The Oak Foundation is moving away from its regional approach on marine conservation funding, recently setting up an endowment as it leaves Belize. It’s part of a shift toward a broader global conservation strategy.
Oak is a big international player in environmental philanthropy, with split focuses on climate and marine conservation. It’s embarking on some major environment program strategic changes starting this year, most recently marked by the announcement of a $10 million endowment the funder is setting up as it transitions away from its work in Belize and the surrounding region.
The foundation’s refocus is indicative of the huge interest right now in reforming fisheries among the world’s major marine funders, and the rising concern over accumulated plastic pollution, but also Oak’s aspirations for broader presence.
As part of the change, the funder is beginning to wind down its 20-year commitment to marine conservation in Belize, which has previously racked up $46 million in grants to 78 groups. They’ve made a lot of progress in marine protected areas, species protection, and monitoring and management plans, and the foundation is shuttering its Belize offices this summer.
A funder exiting an arena can be brutal news for groups in the field, but in an effort not to leave the area high and dry, Oak is endowing a fund with $10 million, pending a match of another $15 million. The funder is also setting up large grants to NGOs for the next few years, and providing capacity building support to prop up grantees before they depart.

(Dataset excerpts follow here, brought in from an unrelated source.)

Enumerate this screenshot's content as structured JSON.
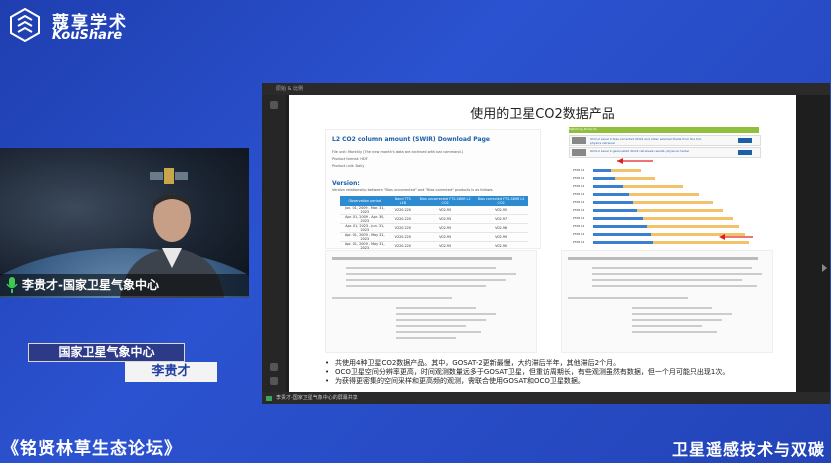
{
  "brand": {
    "name_cn": "蔻享学术",
    "name_en": "KouShare"
  },
  "speaker": {
    "caption": "李贵才-国家卫星气象中心",
    "org": "国家卫星气象中心",
    "name": "李贵才"
  },
  "screen_share": {
    "topbar": "原始 & 比例",
    "bottombar": "李贵才-国家卫星气象中心的屏幕共享"
  },
  "slide": {
    "title": "使用的卫星CO2数据产品",
    "panel_left": {
      "title": "L2 CO2 column amount (SWIR) Download Page",
      "lines": [
        "File unit: Monthly (The new month's data are archived with bar command.)",
        "Product format: HDF",
        "Product unit: Daily"
      ],
      "version_label": "Version:",
      "version_note": "Version relationship between \"Bias uncorrected\" and \"Bias corrected\" products is as follows.",
      "table": {
        "headers": [
          "Observation period",
          "Band TTS L1B",
          "Bias uncorrected FTS-SWIR L2 CO2",
          "Bias corrected FTS-SWIR L2 CO2"
        ],
        "rows": [
          [
            "Jun. 01, 2009 - Mar. 31, 2023",
            "V220.220",
            "V02.95",
            "V02.95"
          ],
          [
            "Apr. 01, 2009 - Apr. 30, 2023",
            "V220.220",
            "V02.95",
            "V02.97"
          ],
          [
            "Apr. 01, 2023 - Jun. 31, 2023",
            "V220.220",
            "V02.95",
            "V02.98"
          ],
          [
            "Apr. 01, 2009 - May 31, 2023",
            "V220.220",
            "V02.95",
            "V02.99"
          ],
          [
            "Apr. 01, 2009 - May 31, 2023",
            "V220.220",
            "V02.95",
            "V02.90"
          ]
        ]
      }
    },
    "panel_right": {
      "header": "Matching Products",
      "rows": [
        "OCO-2 Level 2 bias-corrected XCO2 and other selected fields from the full-physics retrieval",
        "OCO-2 Level 2 geolocated XCO2 retrievals results, physical model"
      ],
      "bar_labels": [
        "P708 L2",
        "P708 L2",
        "P708 L2",
        "P708 L2",
        "P708 L2",
        "P708 L2",
        "P708 L2",
        "P708 L2",
        "P708 L2",
        "P708 L2"
      ]
    },
    "bullets": [
      "共使用4种卫星CO2数据产品。其中，GOSAT-2更新最慢，大约滞后半年，其他滞后2个月。",
      "OCO卫星空间分辨率更高，时间观测数量远多于GOSAT卫星，但重访周期长，有些观测虽然有数据，但一个月可能只出现1次。",
      "为获得更密集的空间采样和更高频的观测，需联合使用GOSAT和OCO卫星数据。"
    ]
  },
  "footer": {
    "left": "《铭贤林草生态论坛》",
    "right": "卫星遥感技术与双碳"
  },
  "colors": {
    "background": "#2b52d0",
    "accent": "#1e3ea2",
    "table_header": "#2c8bd1"
  }
}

The reason behind Oak’s transitioning out of work in Belize has to do with a larger refocus that kicked off this year. The foundation previously set up its marine conservation funding around geographies—North Pacific and the Arctic, Mesoamerica, and Europe. That’s changing, and Oak is transitioning to fewer, more clearly defined approaches with global scope. An evaluation of its environment programs in 2015 identified strengths within its regions, but a weakness when it comes to sharing and transferring knowledge beyond them, advising the foundation to improve its role as a global leader.
The foundation does point out that it will remain committed to many of the regions they've always supported, still giving in Europe, the Arctic, East Asia and Africa. But Oak’s marine work in the next five years will be transitioning to global funding in fisheries and plastic garbage.
These are notable subjects for a few reasons. First, fisheries are a massive topic in marine conservation right now, involving virtually every major marine funder in some way. Oak has worked in the realm of fisheries management for some time, building unique power in the public policy realm in its select regions. The new focus will keep that going, but with global ambitions.
Plastic pollution, on the other hand, appears to be new territory, with only a few related grants on Oak’s books so far. Plastic pollution is a relatively new oceans crisis, with giant floating garbage patches drawing a lot of public attention. But it’s still not a huge arena for funders, and Oak could emerge as a real leader on the topic.
Of course, with every strategic refocus, there’s usually a lot of the same stuff continuing, so Oak's work will likely continue to be somewhat regional. But we’re learning a lot about the ambitions of this huge marine funder, and the changes on the ground in Belize show how things are taking shape.